Investindo em uma encenação inspirada no teatro do absurdo de dramaturgos como Eugène Ionesco, Samuel Beckett e Bertolt Brecht – ou seja, optando por por um tom tragicômico em que sequências inesperadas e muitas vezes deslocadas narrativamente invadem a tela com o intuito de causar o espanto ou o choque do espectador (e só o fato de o filme ser um musical sobre a vida no cemitério já revela muito sobre a proposta do projeto) – o longa jamais teme utilizar clichês facilmente reconhecíveis pelo espectador ou soar ridículo ou constrangedor demais, demonstrando um orgulho tolo de trazer em suas canções versos risíveis como “Um dia você vai morrer. Até lá tome cuidado para não nos aborrecer” e “Ousar mexer no repouso de quem já foi sepultado é errado – é errado” e mesmo de fazer trocadilhos dignos de “A Praça É Nossa” como: “Melhor não se envolver. Isso não é da nossa ossada”.

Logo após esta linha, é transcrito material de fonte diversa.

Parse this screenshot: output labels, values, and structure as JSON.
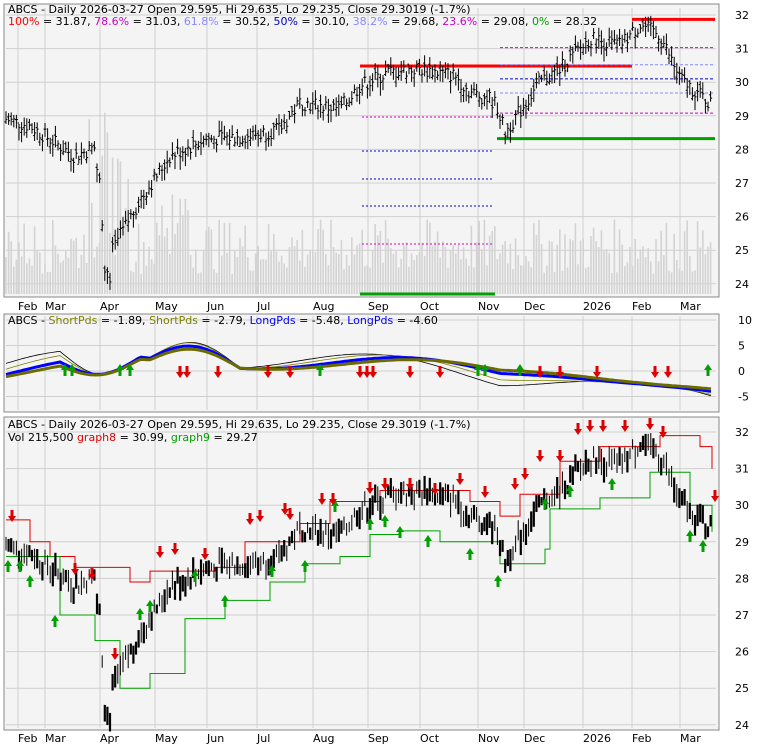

Mas não são só as canções e os diálogos mal escritos e expositivos de Sinfonia da Necrópole que levantam a velha questão sobre a possibilidade de algo se tornar bom de tanto ser ruim (em minha visão, o máximo que uma obra consegue ao tentar ser “assumidamente” ruim é… ser ruim): se esforçando para fazer metáforas e analogias críticas – na maioria das vezes bem vagas, é verdade – sobre a ganância das grandes corporações, a loucura da especulação imobiliária e as agruras da vida moderna nas metrópoles, o longa demonstra não ter o menor estofo intelectual para discutir esses temas de maneira minimamente inteligente, constrangendo ao atirar para todo lado e soar como um triste protesto alienado de uma classe média completamente desconectada com as realidades que deseja confrontar.

Over também em suas atuações (ainda que Luciana Paes tenha um senso de humor particularmente divertido) e dirigido de maneira absolutamente apática por Rojas, Sinfonia da Necrópole talvez seja a grande decepção da 38ª edição da Mostra de São Paulo. De agora em diante, é torcer para que Gotardo, Dutra e cia recoloquem os pés no chão e entendam que ousadia e desejo de protestar contra seja lá o que for não garantem a eficiência de uma comédia de humor negro.

Ainda mais de uma tão absurda como esta.